Now that hardware is changing and pixel densities are growing, pixels are struggling to find relevance as the stable unit they once were. Browser zooming is one thing and has been covered on QuirksMode. But what is a pixel on high resolution devices today? Why does the 640px × 960px iPhone 4 claim to be 320px × 480px in the browser? The truth is that there are two different definitions of pixels: they can be the smallest unit a screen can support (a hardware pixel) or a pixel can be based on an optically consistent unit called a “reference pixel.”
The hardware pixel
Most of us are familiar with the hardware pixel. It’s the smallest point a screen can physically display and is usually comprised of red, green, and blue sub-pixels. Light from these three sub-pixels is mixed to create the colors we see. Because the hardware pixel relates to a physical element on a screen it cannot be stretched, skewed, or subdivided. These properties make the hardware pixel like the atom: the unit of design on which we build everything.

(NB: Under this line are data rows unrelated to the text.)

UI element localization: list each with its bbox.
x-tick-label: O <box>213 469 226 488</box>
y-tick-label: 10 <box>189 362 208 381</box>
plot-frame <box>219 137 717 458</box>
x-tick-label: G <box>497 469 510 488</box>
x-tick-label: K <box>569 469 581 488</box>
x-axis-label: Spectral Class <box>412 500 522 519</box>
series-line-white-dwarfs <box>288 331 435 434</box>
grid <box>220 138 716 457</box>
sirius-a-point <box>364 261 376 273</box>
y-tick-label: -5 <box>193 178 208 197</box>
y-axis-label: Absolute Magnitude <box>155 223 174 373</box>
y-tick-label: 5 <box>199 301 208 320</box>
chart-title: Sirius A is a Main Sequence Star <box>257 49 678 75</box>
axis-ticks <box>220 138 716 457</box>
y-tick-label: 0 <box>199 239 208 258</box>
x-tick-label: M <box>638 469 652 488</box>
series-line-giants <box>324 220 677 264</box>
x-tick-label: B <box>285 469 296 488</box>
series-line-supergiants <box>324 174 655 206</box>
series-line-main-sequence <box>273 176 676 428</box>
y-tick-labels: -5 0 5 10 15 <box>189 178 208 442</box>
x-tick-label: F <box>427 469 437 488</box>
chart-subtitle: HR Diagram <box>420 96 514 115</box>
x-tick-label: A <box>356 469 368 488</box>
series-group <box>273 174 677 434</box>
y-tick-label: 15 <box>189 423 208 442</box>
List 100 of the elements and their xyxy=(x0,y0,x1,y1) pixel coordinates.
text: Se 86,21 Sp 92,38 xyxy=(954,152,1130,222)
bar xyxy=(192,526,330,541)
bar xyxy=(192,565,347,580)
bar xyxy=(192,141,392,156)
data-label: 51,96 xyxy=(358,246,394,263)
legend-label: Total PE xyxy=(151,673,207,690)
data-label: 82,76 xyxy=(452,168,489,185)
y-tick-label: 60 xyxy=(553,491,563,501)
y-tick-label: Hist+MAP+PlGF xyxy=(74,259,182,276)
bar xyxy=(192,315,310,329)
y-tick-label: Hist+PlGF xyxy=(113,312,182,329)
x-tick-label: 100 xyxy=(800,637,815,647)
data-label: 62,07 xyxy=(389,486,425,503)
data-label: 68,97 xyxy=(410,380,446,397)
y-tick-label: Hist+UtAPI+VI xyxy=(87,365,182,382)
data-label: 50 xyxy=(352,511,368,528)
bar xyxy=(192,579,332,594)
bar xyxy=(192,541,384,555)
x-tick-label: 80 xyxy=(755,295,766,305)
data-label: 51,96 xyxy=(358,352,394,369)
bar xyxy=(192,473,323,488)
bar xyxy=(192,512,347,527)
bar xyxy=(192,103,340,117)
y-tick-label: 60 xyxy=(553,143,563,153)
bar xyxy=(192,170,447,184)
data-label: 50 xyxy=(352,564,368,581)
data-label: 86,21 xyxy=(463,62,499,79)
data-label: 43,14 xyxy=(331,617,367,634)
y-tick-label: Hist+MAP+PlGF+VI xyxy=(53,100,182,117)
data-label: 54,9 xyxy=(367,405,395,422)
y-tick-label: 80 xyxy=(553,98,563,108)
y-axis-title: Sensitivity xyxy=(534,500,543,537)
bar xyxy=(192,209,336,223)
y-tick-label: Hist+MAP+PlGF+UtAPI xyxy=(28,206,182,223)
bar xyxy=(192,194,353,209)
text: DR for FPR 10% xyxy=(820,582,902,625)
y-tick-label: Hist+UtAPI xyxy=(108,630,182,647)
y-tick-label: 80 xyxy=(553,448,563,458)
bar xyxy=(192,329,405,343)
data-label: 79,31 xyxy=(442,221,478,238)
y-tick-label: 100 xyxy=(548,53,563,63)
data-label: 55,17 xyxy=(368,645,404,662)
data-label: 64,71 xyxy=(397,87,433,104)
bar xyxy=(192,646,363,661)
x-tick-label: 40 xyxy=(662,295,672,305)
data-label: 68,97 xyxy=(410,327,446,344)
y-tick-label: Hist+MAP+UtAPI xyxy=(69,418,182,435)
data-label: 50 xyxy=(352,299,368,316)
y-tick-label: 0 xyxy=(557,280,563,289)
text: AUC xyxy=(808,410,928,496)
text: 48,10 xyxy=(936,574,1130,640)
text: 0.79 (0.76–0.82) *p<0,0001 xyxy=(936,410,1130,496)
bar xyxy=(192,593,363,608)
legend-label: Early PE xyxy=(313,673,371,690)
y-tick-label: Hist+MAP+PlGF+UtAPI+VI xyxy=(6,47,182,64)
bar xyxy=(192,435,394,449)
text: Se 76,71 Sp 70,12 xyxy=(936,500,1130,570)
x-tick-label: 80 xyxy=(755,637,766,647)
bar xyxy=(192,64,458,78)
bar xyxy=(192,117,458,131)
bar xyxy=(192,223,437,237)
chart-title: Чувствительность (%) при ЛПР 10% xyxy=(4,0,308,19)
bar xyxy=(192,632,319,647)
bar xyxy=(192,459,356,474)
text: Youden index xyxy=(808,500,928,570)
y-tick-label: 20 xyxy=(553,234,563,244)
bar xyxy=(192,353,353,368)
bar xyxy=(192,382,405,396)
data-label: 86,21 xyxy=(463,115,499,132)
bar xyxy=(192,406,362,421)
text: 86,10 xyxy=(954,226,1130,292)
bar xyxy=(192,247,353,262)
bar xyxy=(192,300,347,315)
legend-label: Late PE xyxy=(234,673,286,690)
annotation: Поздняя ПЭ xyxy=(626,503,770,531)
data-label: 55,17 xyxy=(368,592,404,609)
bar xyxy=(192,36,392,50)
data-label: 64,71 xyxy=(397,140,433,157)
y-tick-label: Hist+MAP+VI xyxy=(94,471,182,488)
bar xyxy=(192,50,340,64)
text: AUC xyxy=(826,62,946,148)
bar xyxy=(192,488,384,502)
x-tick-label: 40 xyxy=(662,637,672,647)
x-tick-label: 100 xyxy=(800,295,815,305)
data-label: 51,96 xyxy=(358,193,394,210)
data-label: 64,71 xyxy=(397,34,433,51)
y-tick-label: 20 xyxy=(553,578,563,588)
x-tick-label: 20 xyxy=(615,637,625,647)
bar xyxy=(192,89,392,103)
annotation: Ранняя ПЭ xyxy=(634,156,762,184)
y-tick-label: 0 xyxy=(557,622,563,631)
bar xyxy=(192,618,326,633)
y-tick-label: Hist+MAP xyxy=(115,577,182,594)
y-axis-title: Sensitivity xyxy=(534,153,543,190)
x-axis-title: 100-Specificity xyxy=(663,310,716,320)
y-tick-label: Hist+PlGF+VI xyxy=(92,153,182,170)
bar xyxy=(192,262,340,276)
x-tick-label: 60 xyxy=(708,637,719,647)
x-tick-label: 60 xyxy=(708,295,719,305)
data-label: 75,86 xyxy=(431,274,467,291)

The reference pixel and splitting atoms
Things are changing for the pixel. The w3c currently defines the reference pixel as the standard for all pixel-based measurements. Now, instead of every pixel-based measurement being based on a hardware pixel it is based on an optical reference unit that might be twice the size of a hardware pixel. This new pixel should look exactly the same in all viewing situations. The beauty of using a reference pixel is that it takes proximity to a screen into account. When using a phone that you held close, a reference pixel will be smaller on the screen than a projection you view from a distance. If the viewer holds their phone up so it is side-by-side with the projection, the pixel sizes should look identical no matter the resolution or pixel density the devices have. When implemented properly, this new standard will provide unprecedented stability across all designs on all platforms no matter the pixel density or viewing distance.